Tahera Diamond‘s (TAH-T) Jericho diamond project in Nunavut took another step toward reality after the Kitikmeot Inuit Association formally signed an Inuit impact-benefit agreement.
The deal, which was agreed to in principle in December, ensures that local employment, training and business opportunities arising from construction and operation of the project will be provided to Nunavut Inuit, and outlines the special considerations and compensation that Tahera will provide regarding traditional, social and cultural matters.
Tahera says the signing is a clear indication of the enthusiastic support for its quest to develop Nunavut’s first diamond mine.
The company still needs to obtain final permitting and regulatory approvals for construction, water permits, land leases, explosives permits and other associated operating licences. The company will focus its efforts on permitting and financing during the balance of the year. Construction is slated to begin in the first half of 2005.
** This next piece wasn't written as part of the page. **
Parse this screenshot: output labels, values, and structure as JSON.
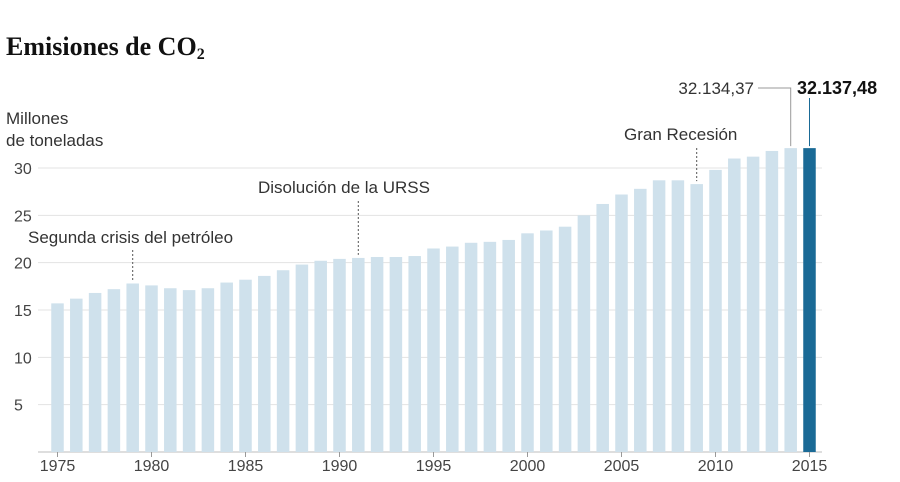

Initially, plans at Jericho call for three years of seasonal open-pit production (April through December). Thereafter, the company will invest a year in underground mine development to facilitate two years of underground production. Finally, the operation will wind up with two years of processing stockpiled North Lobe ore. Jericho is expected to produce 3.1 million carats of diamonds over 8 years.
Jericho’s proposed $52.7-million 350-metre-by-400-metre pit will target 2 million tonnes of kimberlite grading 1.23 carats per tonne, or 2.4 million carats of diamond. The project is centred on the lone land-based Jericho kimberlite pipe, one of seven kimberlites discovered so far on the 840-sq.-km claim group. Overall, the Jericho pipe is home to an indicated and inferred resource of 7.1 million tonnes averaging 0.84 carat per tonne, or almost 6 million carats.
Including underground development and sustaining capital, the project price tag comes to $65.4 million. Life-of-mine operating costs are pegged at $56 per carat. Based on an average carat value of US$81, the project generates $365 million in revenue, and operating cash flow of $191 million, for a pre-tax internal rate of return of 32.7%.